Department of Skull Base Surgery, Cambridge University Hospitals.
Gonville & Caius College, Cambridge University.
Otol Neurotol. 2021 Jun 1;42(5):746-754. doi: 10.1097/MAO.0000000000003043.
Management of vestibular schwannomas (VS) involves surgery, radiotherapy, or surveillance, based on patient and tumor factors. We recently described conditional probability as a more accurate method for stratifying VS growth risk. Building on this, we now describe determinants of VS growth, allowing clinicians to move toward a more personalized approach to growth-risk profiling.
Retrospective analysis of a prospectively collected database in a tertiary referral skull base unit between 2005 and 2014. Inclusion of patients with unilateral VS managed on surveillance protocol for a minimum of 5 years. Analysis of patient age, sex, tumor location, tumor size, and symptomology using conditional probability.
A total of 340 patients met inclusion criteria. The conditional probability of growth of extracanalicular VS was significantly higher versus intracanalicular (IC) VS (30% versus 13%, p < 0.001) as was small-sized VS versus IC VS (28 versus 13%, p = 0.002), but only in the first year after diagnosis.

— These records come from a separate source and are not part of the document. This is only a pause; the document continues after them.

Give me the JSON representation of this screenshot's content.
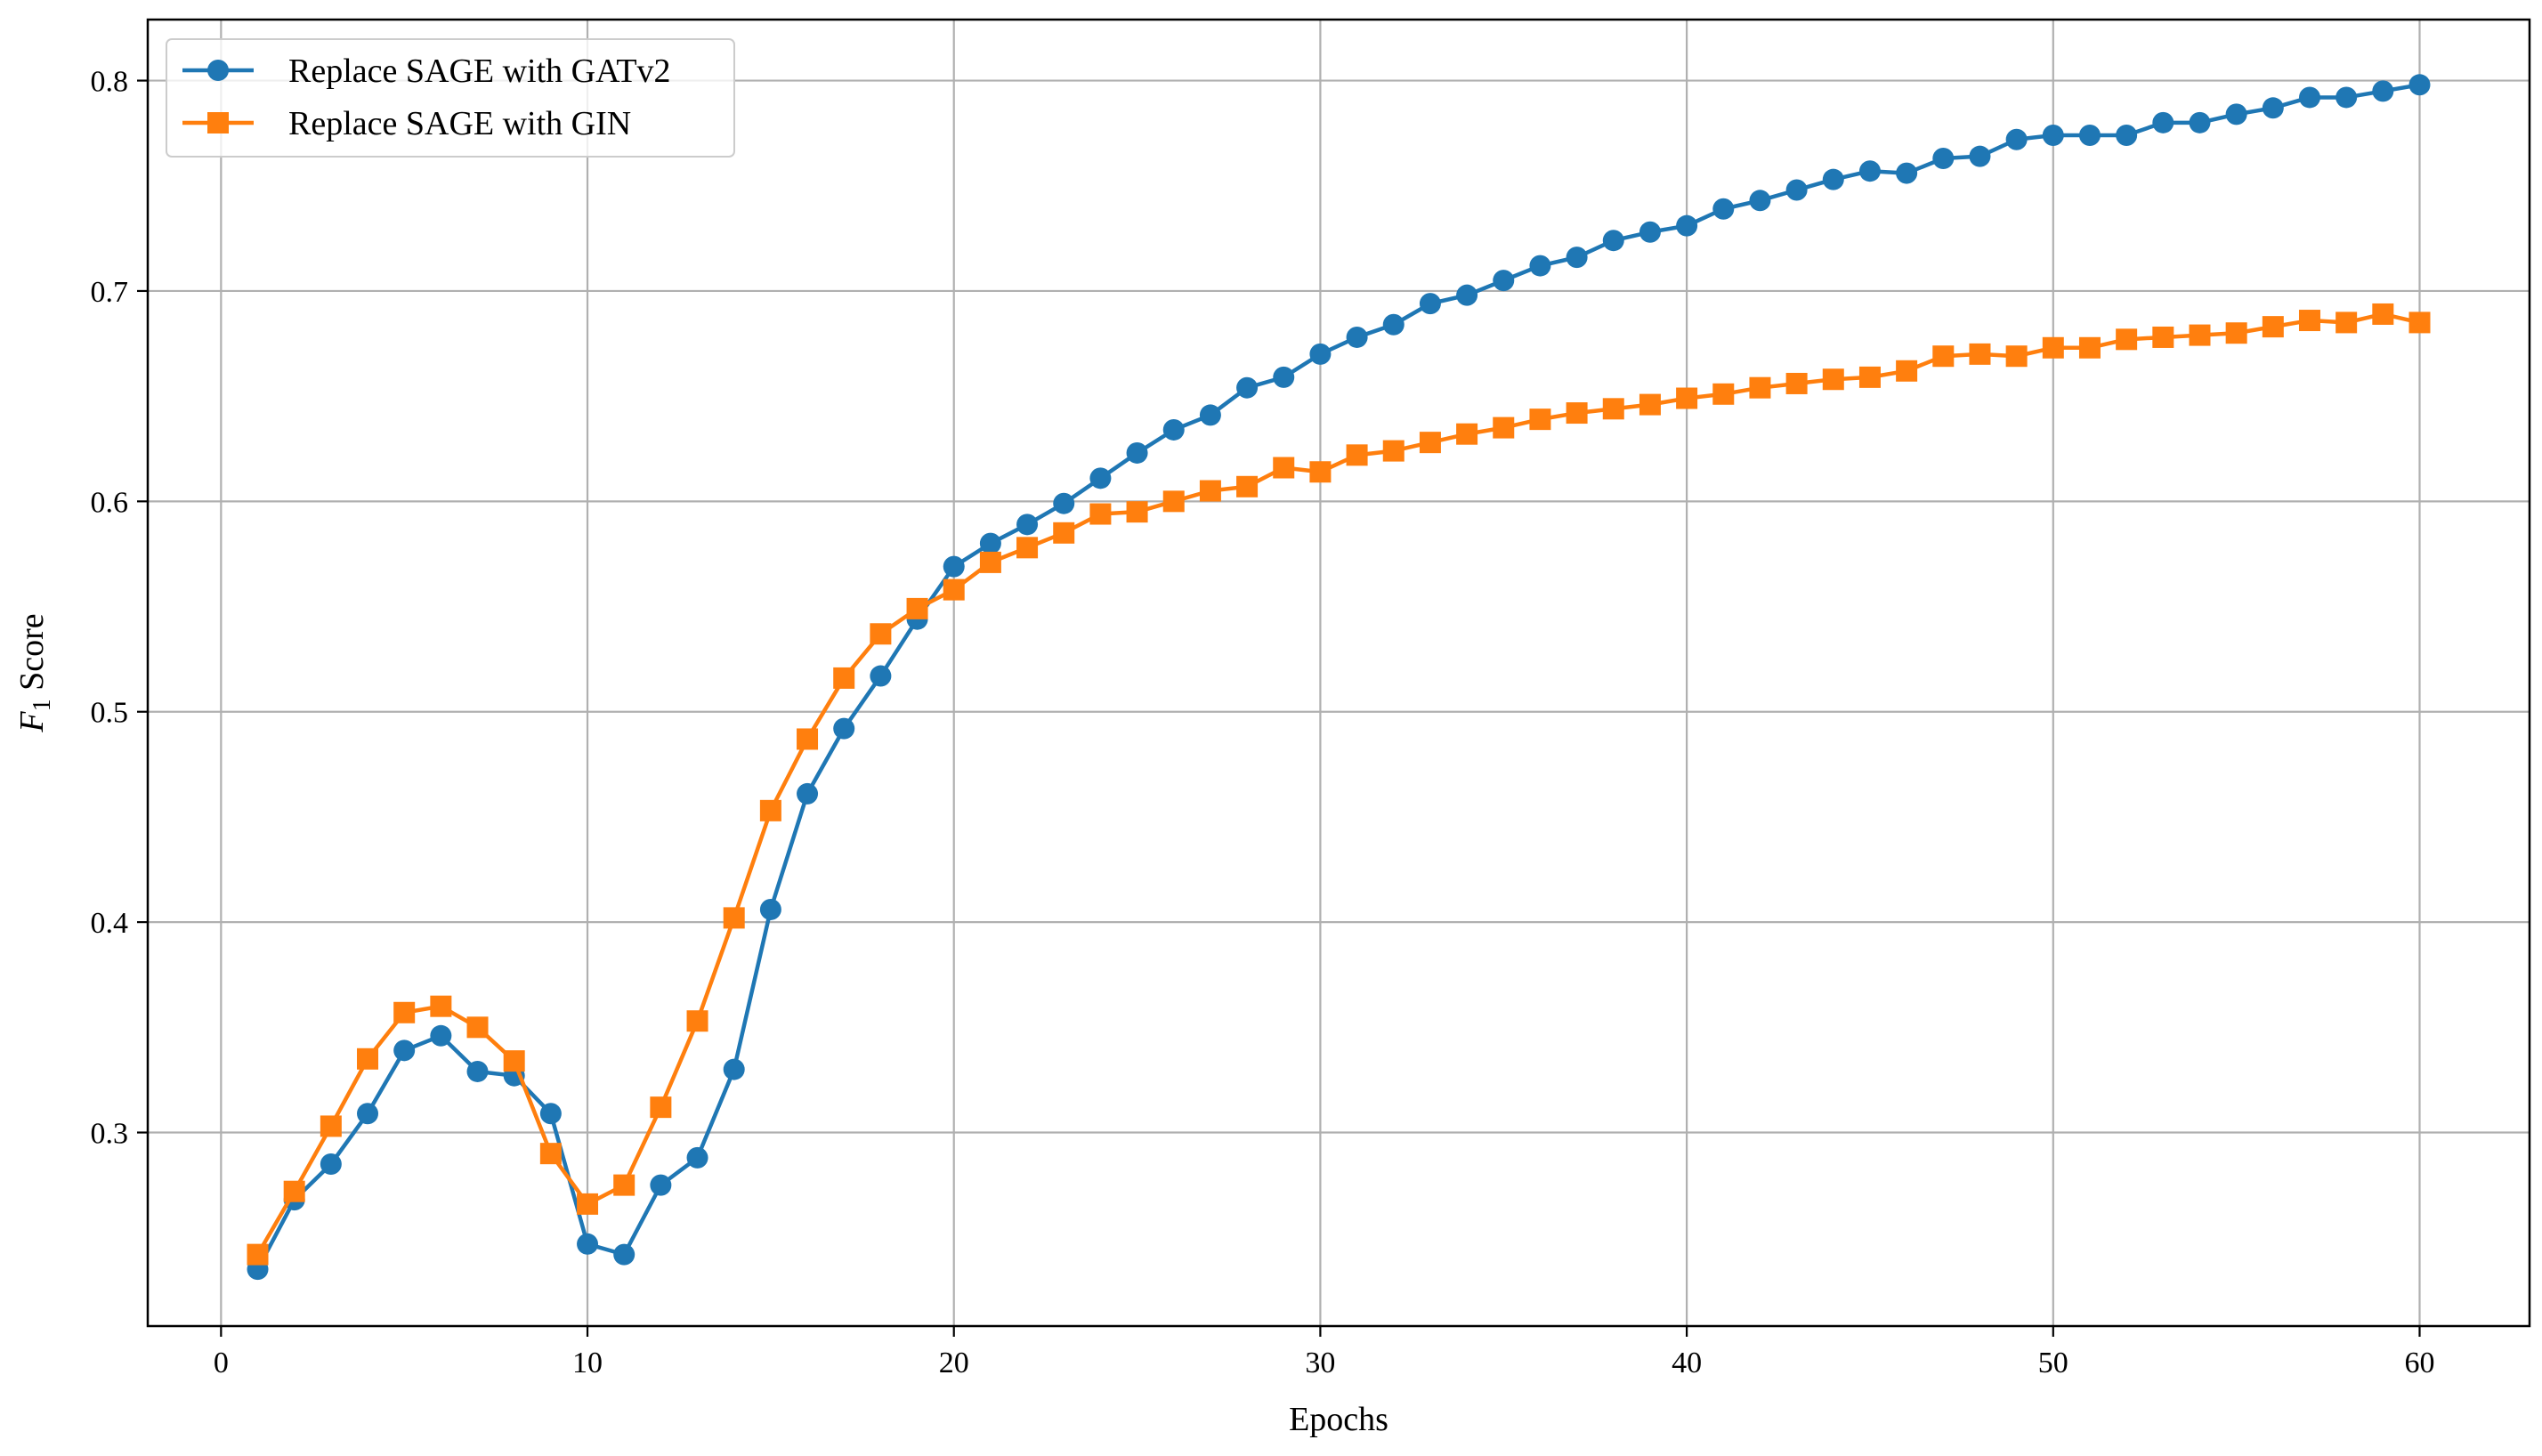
{
  "chart_data": {
    "type": "line",
    "xlabel": "Epochs",
    "ylabel": {
      "main": "F",
      "subscript": "1",
      "suffix": " Score"
    },
    "xlim": [
      -2,
      63
    ],
    "ylim": [
      0.208,
      0.829
    ],
    "xticks": [
      0,
      10,
      20,
      30,
      40,
      50,
      60
    ],
    "yticks": [
      0.3,
      0.4,
      0.5,
      0.6,
      0.7,
      0.8
    ],
    "grid": true,
    "legend_position": "top-left",
    "x": [
      1,
      2,
      3,
      4,
      5,
      6,
      7,
      8,
      9,
      10,
      11,
      12,
      13,
      14,
      15,
      16,
      17,
      18,
      19,
      20,
      21,
      22,
      23,
      24,
      25,
      26,
      27,
      28,
      29,
      30,
      31,
      32,
      33,
      34,
      35,
      36,
      37,
      38,
      39,
      40,
      41,
      42,
      43,
      44,
      45,
      46,
      47,
      48,
      49,
      50,
      51,
      52,
      53,
      54,
      55,
      56,
      57,
      58,
      59,
      60
    ],
    "series": [
      {
        "name": "Replace SAGE with GATv2",
        "color": "#1f77b4",
        "marker": "circle",
        "values": [
          0.235,
          0.268,
          0.285,
          0.309,
          0.339,
          0.346,
          0.329,
          0.327,
          0.309,
          0.247,
          0.242,
          0.275,
          0.288,
          0.33,
          0.406,
          0.461,
          0.492,
          0.517,
          0.544,
          0.569,
          0.58,
          0.589,
          0.599,
          0.611,
          0.623,
          0.634,
          0.641,
          0.654,
          0.659,
          0.67,
          0.678,
          0.684,
          0.694,
          0.698,
          0.705,
          0.712,
          0.716,
          0.724,
          0.728,
          0.731,
          0.739,
          0.743,
          0.748,
          0.753,
          0.757,
          0.756,
          0.763,
          0.764,
          0.772,
          0.774,
          0.774,
          0.774,
          0.78,
          0.78,
          0.784,
          0.787,
          0.792,
          0.792,
          0.795,
          0.798
        ]
      },
      {
        "name": "Replace SAGE with GIN",
        "color": "#ff7f0e",
        "marker": "square",
        "values": [
          0.242,
          0.272,
          0.303,
          0.335,
          0.357,
          0.36,
          0.35,
          0.334,
          0.29,
          0.266,
          0.275,
          0.312,
          0.353,
          0.402,
          0.453,
          0.487,
          0.516,
          0.537,
          0.549,
          0.558,
          0.571,
          0.578,
          0.585,
          0.594,
          0.595,
          0.6,
          0.605,
          0.607,
          0.616,
          0.614,
          0.622,
          0.624,
          0.628,
          0.632,
          0.635,
          0.639,
          0.642,
          0.644,
          0.646,
          0.649,
          0.651,
          0.654,
          0.656,
          0.658,
          0.659,
          0.662,
          0.669,
          0.67,
          0.669,
          0.673,
          0.673,
          0.677,
          0.678,
          0.679,
          0.68,
          0.683,
          0.686,
          0.685,
          0.689,
          0.685
        ]
      }
    ]
  }
}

Sex, age, and presenting symptoms did not significantly affect VS growth.
In our series, extracanalicular VS were more likely to grow than IC VS and small-sized VS more likely to grow than IC VS, but only in the first year after diagnosis. Conversely, sex, age, and presenting symptoms did not affect the conditional probability of VS growth.

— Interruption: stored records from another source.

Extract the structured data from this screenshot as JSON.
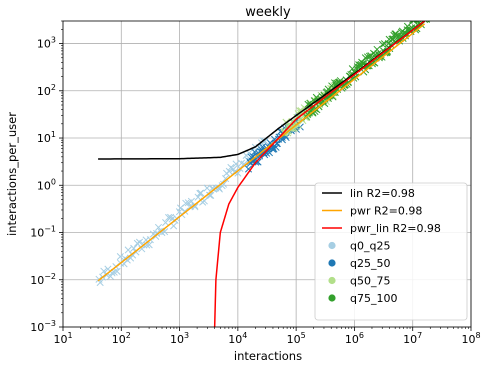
{
  "chart_data": {
    "type": "scatter",
    "title": "weekly",
    "xlabel": "interactions",
    "ylabel": "interactions_per_user",
    "xscale": "log",
    "yscale": "log",
    "xlim": [
      10,
      100000000
    ],
    "ylim": [
      0.001,
      3000
    ],
    "x_ticks": [
      {
        "value": 10,
        "base": "10",
        "exp": "1"
      },
      {
        "value": 100,
        "base": "10",
        "exp": "2"
      },
      {
        "value": 1000,
        "base": "10",
        "exp": "3"
      },
      {
        "value": 10000,
        "base": "10",
        "exp": "4"
      },
      {
        "value": 100000,
        "base": "10",
        "exp": "5"
      },
      {
        "value": 1000000,
        "base": "10",
        "exp": "6"
      },
      {
        "value": 10000000,
        "base": "10",
        "exp": "7"
      },
      {
        "value": 100000000,
        "base": "10",
        "exp": "8"
      }
    ],
    "y_ticks": [
      {
        "value": 0.001,
        "base": "10",
        "exp": "−3"
      },
      {
        "value": 0.01,
        "base": "10",
        "exp": "−2"
      },
      {
        "value": 0.1,
        "base": "10",
        "exp": "−1"
      },
      {
        "value": 1,
        "base": "10",
        "exp": "0"
      },
      {
        "value": 10,
        "base": "10",
        "exp": "1"
      },
      {
        "value": 100,
        "base": "10",
        "exp": "2"
      },
      {
        "value": 1000,
        "base": "10",
        "exp": "3"
      }
    ],
    "grid": true,
    "legend_position": "lower-right",
    "fit_lines": [
      {
        "name": "lin R2=0.98",
        "color": "#000000",
        "points": [
          [
            40,
            3.6
          ],
          [
            1000,
            3.65
          ],
          [
            5000,
            3.9
          ],
          [
            10000,
            4.5
          ],
          [
            20000,
            6.5
          ],
          [
            50000,
            16
          ],
          [
            100000,
            30
          ],
          [
            1000000,
            230
          ],
          [
            16000000,
            3000
          ]
        ]
      },
      {
        "name": "pwr R2=0.98",
        "color": "#ffa500",
        "points": [
          [
            40,
            0.0095
          ],
          [
            16000000,
            2600
          ]
        ]
      },
      {
        "name": "pwr_lin R2=0.98",
        "color": "#ff0000",
        "points": [
          [
            4000,
            0.001
          ],
          [
            4200,
            0.01
          ],
          [
            5000,
            0.1
          ],
          [
            7000,
            0.4
          ],
          [
            10000,
            0.9
          ],
          [
            20000,
            3
          ],
          [
            50000,
            10
          ],
          [
            100000,
            25
          ],
          [
            1000000,
            220
          ],
          [
            16000000,
            3000
          ]
        ]
      }
    ],
    "scatter_series": [
      {
        "name": "q0_q25",
        "color": "#a6cee3",
        "x_range": [
          40,
          30000
        ],
        "y_at_x0": 0.0095,
        "count": 90
      },
      {
        "name": "q25_50",
        "color": "#1f78b4",
        "x_range": [
          15000,
          120000
        ],
        "y_at_x0": 3.5,
        "count": 60
      },
      {
        "name": "q50_75",
        "color": "#b2df8a",
        "x_range": [
          60000,
          600000
        ],
        "y_at_x0": 15,
        "count": 70
      },
      {
        "name": "q75_100",
        "color": "#33a02c",
        "x_range": [
          150000,
          18000000
        ],
        "y_at_x0": 40,
        "count": 150
      }
    ]
  }
}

听神经鞘瘤(VS)的治疗方法包括手术、放疗或随诊,这取决于患者和肿瘤因素。我们最近描述了条件概率是一种更准确的 VS 生长风险分层方法。在此基础上,我们现在描述了 VS 生长的决定因素,使临床医生能够朝着更个性化的生长风险分析方法发展。
对 2005 年至 2014 年期间在一个三级转诊颅底单位前瞻性收集的数据库进行回顾性分析。纳入单侧 VS 患者,这些患者采用随诊方案治疗至少 5 年。使用条件概率分析患者年龄、性别、肿瘤位置、肿瘤大小和症状。
共有 340 例患者符合纳入标准。与内听道内 VS(30%比 13%,p<0.001)相比,管外 VS 的生长概率明显更高,与内听道内 VS 相比,小体积 VS 的生长概率也更高(28%比 13%,p=0.002),但仅在诊断后第一年。性别、年龄和首发症状与 VS 生长无显著相关性。
在我们的系列研究中,与内听道内 VS 相比,管外 VS 更有可能生长,与内听道内 VS 相比,小体积 VS 更有可能生长,但仅在诊断后第一年。相反,性别、年龄和首发症状并不影响 VS 生长的条件概率。